Em 15 de novembro de 1986, Saddam Hussein convocou seus principais assessores para uma importante reunião estratégica. Dois dias antes, o presidente americano Ronald Reagan tinha reconhecido num discurso televisionado que o seu governo tinha enviado armas e peças sobressalentes ao Irã.

Mas Saddam não pôde ser convencido a deixar de lado sua teoria conspiratória. Ele mencionou a venda de armas novamente no seu fatídico encontro com April Glaspie, então embaixadora americana em Bagdá, no dia 25 de julho de 1990, quando ele mais uma vez interpretou equivocadamente os recados de Washington, supondo que os EUA permaneceriam impassíveis quando o seu Exército invadisse o Kuwait na semana seguinte.

“Isso só pode ser uma conspiração contra o Iraque”, disse Saddam, que inferiu do episódio que os EUA estariam tentando prolongar a guerra entre Irã e Iraque, que já chegava ao seu sexto ano, e aumentar o já imenso número de baixas iraquianas.

Na verdade, o governo Reagan tinha preparado o envio de armas ao Irã por uma série de motivos que pouco tinham a ver com o Iraque: para obter a libertação de reféns americanos no Líbano, para abrir um canal particular de comunicação com os novos governantes de Teerã e para obter um lucro secreto que poderia ser usado para financiar os rebeldes que lutavam contra o governo da Nicarágua.

As deliberações dentro do círculo interno de Saddam são relatadas num volumoso arquivo contendo documentos e registros de reuniões capturado pelas forças americanas depois da invasão do Iraque em 2003. Boa parte deste material ainda não chegou ao domínio público. Mas uma pequena parcela do arquivo foi aberta aos pesquisadores independentes, e 20 transcrições e documentos seriam divulgados ontem por ocasião de uma conferência a respeito da guerra entre Irã e Iraque a ser realizada em Washington.

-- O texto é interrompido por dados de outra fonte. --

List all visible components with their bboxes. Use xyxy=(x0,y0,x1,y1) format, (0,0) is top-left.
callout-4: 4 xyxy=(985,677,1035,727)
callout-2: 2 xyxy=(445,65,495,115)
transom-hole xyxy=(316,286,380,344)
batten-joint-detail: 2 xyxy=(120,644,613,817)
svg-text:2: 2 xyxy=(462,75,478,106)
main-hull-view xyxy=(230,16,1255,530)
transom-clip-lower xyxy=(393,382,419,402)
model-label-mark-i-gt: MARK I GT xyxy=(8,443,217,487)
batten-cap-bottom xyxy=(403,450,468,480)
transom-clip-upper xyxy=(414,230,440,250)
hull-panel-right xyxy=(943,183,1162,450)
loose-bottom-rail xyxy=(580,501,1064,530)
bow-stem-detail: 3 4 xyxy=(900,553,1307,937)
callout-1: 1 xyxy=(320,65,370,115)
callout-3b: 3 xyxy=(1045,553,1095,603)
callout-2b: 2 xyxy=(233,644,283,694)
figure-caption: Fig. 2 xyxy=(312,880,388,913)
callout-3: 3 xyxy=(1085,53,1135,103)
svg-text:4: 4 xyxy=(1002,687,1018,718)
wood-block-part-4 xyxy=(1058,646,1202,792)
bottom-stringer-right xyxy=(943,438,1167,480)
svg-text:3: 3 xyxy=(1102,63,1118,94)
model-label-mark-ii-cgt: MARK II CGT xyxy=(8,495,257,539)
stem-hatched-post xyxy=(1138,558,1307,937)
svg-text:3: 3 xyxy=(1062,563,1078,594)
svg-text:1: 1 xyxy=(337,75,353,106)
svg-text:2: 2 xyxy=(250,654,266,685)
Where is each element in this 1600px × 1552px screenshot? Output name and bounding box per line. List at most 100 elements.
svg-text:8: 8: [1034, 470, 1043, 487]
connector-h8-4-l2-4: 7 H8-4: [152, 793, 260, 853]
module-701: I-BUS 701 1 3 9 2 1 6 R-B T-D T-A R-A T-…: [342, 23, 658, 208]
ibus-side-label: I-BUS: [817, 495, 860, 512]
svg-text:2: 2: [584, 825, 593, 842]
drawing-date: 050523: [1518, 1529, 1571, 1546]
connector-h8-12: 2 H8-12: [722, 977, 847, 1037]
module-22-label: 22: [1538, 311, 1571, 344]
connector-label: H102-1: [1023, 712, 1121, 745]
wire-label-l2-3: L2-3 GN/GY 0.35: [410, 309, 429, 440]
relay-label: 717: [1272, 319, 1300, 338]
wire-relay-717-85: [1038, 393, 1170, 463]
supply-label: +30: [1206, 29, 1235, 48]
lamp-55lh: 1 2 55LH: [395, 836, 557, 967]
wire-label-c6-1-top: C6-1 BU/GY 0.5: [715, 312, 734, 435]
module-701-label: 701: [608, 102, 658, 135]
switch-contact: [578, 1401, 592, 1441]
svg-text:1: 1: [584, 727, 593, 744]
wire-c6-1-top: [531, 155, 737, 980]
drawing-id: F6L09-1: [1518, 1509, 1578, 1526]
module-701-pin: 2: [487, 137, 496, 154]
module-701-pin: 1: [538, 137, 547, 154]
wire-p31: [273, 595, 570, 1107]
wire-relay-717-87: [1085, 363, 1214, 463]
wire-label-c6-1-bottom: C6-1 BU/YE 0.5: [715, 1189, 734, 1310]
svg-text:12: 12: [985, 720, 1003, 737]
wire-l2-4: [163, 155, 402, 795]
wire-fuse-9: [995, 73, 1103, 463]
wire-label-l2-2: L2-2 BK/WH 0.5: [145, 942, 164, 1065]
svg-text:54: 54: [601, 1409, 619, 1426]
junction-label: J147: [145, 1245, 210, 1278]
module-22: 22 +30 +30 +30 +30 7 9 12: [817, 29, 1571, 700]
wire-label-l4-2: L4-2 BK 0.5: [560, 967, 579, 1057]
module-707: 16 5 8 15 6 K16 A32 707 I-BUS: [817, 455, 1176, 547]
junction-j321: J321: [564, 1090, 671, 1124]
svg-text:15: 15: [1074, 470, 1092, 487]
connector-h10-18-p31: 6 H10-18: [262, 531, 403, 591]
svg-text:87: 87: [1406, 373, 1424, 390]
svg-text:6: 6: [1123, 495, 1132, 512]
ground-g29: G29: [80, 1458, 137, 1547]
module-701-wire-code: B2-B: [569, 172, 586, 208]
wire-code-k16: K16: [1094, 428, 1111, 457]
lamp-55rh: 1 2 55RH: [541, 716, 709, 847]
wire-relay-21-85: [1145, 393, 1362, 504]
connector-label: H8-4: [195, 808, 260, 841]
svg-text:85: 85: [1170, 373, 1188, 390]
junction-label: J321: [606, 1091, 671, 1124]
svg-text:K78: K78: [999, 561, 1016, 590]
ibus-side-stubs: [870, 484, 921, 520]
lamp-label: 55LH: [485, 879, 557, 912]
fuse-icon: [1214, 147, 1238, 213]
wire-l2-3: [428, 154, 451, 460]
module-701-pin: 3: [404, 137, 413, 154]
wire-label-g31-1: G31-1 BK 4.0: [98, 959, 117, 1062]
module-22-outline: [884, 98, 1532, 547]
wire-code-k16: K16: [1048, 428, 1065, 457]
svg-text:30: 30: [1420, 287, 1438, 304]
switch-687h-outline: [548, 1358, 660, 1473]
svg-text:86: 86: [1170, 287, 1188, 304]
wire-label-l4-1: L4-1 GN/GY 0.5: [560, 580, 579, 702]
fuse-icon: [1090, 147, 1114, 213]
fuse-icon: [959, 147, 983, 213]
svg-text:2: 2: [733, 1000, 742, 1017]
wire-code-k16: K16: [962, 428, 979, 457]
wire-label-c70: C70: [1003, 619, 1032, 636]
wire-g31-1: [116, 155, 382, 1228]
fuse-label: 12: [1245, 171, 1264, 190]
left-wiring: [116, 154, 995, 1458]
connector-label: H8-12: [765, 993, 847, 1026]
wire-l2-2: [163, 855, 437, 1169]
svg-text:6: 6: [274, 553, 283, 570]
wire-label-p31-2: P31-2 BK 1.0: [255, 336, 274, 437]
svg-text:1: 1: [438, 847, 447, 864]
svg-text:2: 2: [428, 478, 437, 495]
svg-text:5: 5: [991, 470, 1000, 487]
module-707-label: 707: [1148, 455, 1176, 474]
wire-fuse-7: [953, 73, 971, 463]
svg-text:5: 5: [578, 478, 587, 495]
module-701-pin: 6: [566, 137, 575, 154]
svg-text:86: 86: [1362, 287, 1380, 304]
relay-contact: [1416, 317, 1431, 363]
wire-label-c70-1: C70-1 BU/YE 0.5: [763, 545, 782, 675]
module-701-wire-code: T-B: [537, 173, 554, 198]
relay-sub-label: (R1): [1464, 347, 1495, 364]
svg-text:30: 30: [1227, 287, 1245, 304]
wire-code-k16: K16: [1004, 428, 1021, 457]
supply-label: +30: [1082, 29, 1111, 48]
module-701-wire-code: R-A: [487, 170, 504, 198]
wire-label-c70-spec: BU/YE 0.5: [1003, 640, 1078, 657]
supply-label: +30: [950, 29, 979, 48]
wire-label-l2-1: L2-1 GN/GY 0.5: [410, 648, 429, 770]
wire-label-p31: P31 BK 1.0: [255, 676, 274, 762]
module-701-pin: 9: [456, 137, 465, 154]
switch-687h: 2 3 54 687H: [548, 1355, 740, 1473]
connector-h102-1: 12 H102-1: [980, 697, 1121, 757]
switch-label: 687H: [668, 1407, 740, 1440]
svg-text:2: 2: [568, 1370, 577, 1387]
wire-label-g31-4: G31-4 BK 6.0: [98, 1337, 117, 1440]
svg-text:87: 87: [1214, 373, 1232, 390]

Mesmo na era do WikiLeaks, este tipo de registro detalhado das ruminações particulares de um líder estrangeiro – registro que revela os cálculos do líder e as impressões do seu governo em relação à política externa americana – raramente vem a público. Trata-se da versão iraquiana das fitas do Salão Oval que ajudaram a derrubar o presidente Richard M. Nixon e proporcionaram aos historiadores um vislumbre do funcionamento interno da Casa Branca de 1940 até 1973, período em que um sistema de gravação foi mantido na sede do governo.

No caso de Saddam, as transcrições revelam um líder inclinado a enxergar inimigos por toda parte, demonstrando muitas vezes um entendimento superficial da diplomacia fora do Oriente Médio. Um líder que nutria grandes ambições para o seu país, mas que era dado a épicos erros de cálculo.


Saddam subestimou o poderio do Exército iraniano a ponto de acreditar equivocadamente que os ataques aéreos iniciais do Irã tinham sido na verdade realizados por aviões israelenses. Ele escolheu pessoalmente os foguetes que seriam usados num ataque contra uma cidade iraniana. Gabava-se de que os iraquianos teriam um arsenal de armas químicas que “exterminava aos milhares”. Sentiu-se ameaçado pela ascensão da Irmandade Muçulmana e outros grupos fundamentalistas a ponto de debater seu desejo de “tapeá-los” e fazê-los pensar que o seu governo também promovia valores islâmicos. A partir de uma perspectiva histórica, a decisão de Saddam de enfrentar o Irã e sua reação ao caso Irã-Contras são dois dos assuntos mais intrigantes tratados nos documentos.

Saddam preparou o terreno para a guerra ao repudiar o acordo estabelecido em 1975 com o Irã. De acordo com Amatzia Baram, especialista israelense no Iraque, a decisão parece ter sido tomada numa reunião realizada em 16 de setembro de 1980, quando Saddam decidiu acreditar na otimista perspectiva de que os iranianos, temendo as forças iraquianas reunidas perto da fronteira, se renderiam sem oferecer muita resistência.